I due scenari: rimpatrio o supporto agli Eurofighter
Gli analisti di itamilradar individuano due scenari principali. Il primo è il più immediato: il KC-767A potrebbe essere stato inviato per rimpatriare cittadini italiani o personale militare dalle basi del Golfo più esposte, nell’ambito di un piano di messa in sicurezza del contingente. Una procedura standard in fase di escalation, che non implica necessariamente un cambio di missione operativa.
Il secondo scenario è più complesso e riguarda direttamente i caccia. Se gli Eurofighter Typhoon italiani di stanza in Kuwait si preparassero a lasciare il teatro mediorientale per rientrare in Italia, il KC-767A sarebbe un elemento logistico indispensabile: garantirebbe il rifornimento in volo durante il lungo viaggio di ritorno, rendendo possibile il trasferimento senza scali in zone di guerra. “Il fatto che lo stesso aereo sia volato verso Riyadh suggerisce che l’operazione potrebbe comprendere più fasi”, si legge nell’analisi di itamilradar.
Il contesto: l’Italia ridisegna la sua presenza nel Golfo
I voli del KC-767A si inseriscono in un quadro di rapida riorganizzazione della presenza militare italiana in Medio Oriente. Nelle stesse ore, il ministro Guido Crosetto ha convocato una riunione d’emergenza con i vertici della Difesa e l’industria degli armamenti per accelerare il rafforzamento della difesa aerea nazionale e dei Paesi alleati. La fregata Federico Martinengo è stata dirottata verso Cipro. Il cannone anti-drone Skynex è stato inviato in Kuwait come scudo contro i droni iraniani.
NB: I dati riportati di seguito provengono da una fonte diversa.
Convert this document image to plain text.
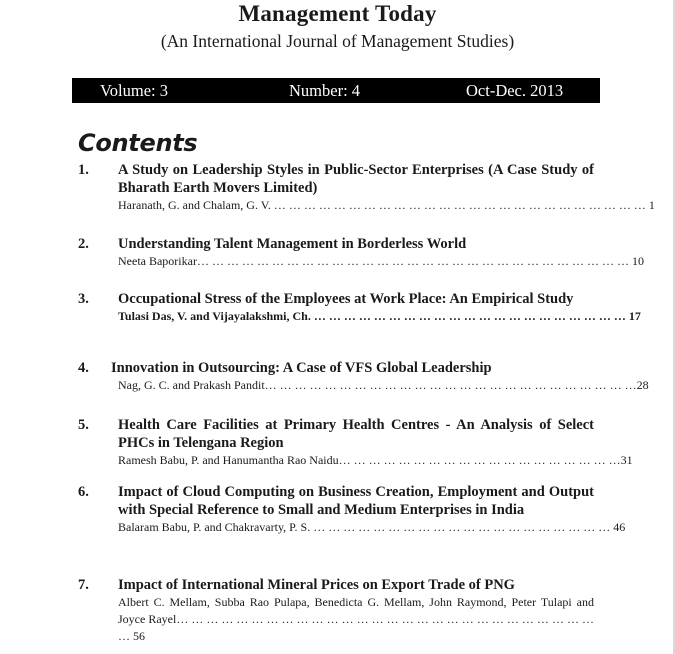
Management Today
(An International Journal of Management Studies)
Volume: 3	Number: 4	Oct-Dec. 2013
Contents
1. A Study on Leadership Styles in Public-Sector Enterprises (A Case Study of Bharath Earth Movers Limited)
Haranath, G. and Chalam, G. V. … … … … … … … … … … … … … … … … … … … … … … … … … 1
2. Understanding Talent Management in Borderless World
Neeta Baporikar… … … … … … … … … … … … … … … … … … … … … … … … … … … … … 10
3. Occupational Stress of the Employees at Work Place: An Empirical Study
Tulasi Das, V. and Vijayalakshmi, Ch. … … … … … … … … … … … … … … … … … … … … … 17
4. Innovation in Outsourcing: A Case of VFS Global Leadership
Nag, G. C. and Prakash Pandit… … … … … … … … … … … … … … … … … … … … … … … … …28
5. Health Care Facilities at Primary Health Centres - An Analysis of Select PHCs in Telengana Region
Ramesh Babu, P. and Hanumantha Rao Naidu… … … … … … … … … … … … … … … … … … …31
6. Impact of Cloud Computing on Business Creation, Employment and Output with Special Reference to Small and Medium Enterprises in India
Balaram Babu, P. and Chakravarty, P. S. … … … … … … … … … … … … … … … … … … … … 46
7. Impact of International Mineral Prices on Export Trade of PNG
Albert C. Mellam, Subba Rao Pulapa, Benedicta G. Mellam, John Raymond, Peter Tulapi and Joyce Rayel… … … … … … … … … … … … … … … … … … … … … … … … … … … … … 56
L’Italia non è in guerra — lo ha ribadito con forza la premier Giorgia Meloni nel suo videomessaggio agli italiani. Ma i movimenti dei suoi aerei militari, le sue fregate in rotta verso il Mediterraneo orientale e i suoi sistemi d’arma già schierati nel Golfo raccontano di un Paese che si prepara a ogni scenario, con la consapevolezza che in una crisi di questa portata la neutralità operativa non è un’opzione.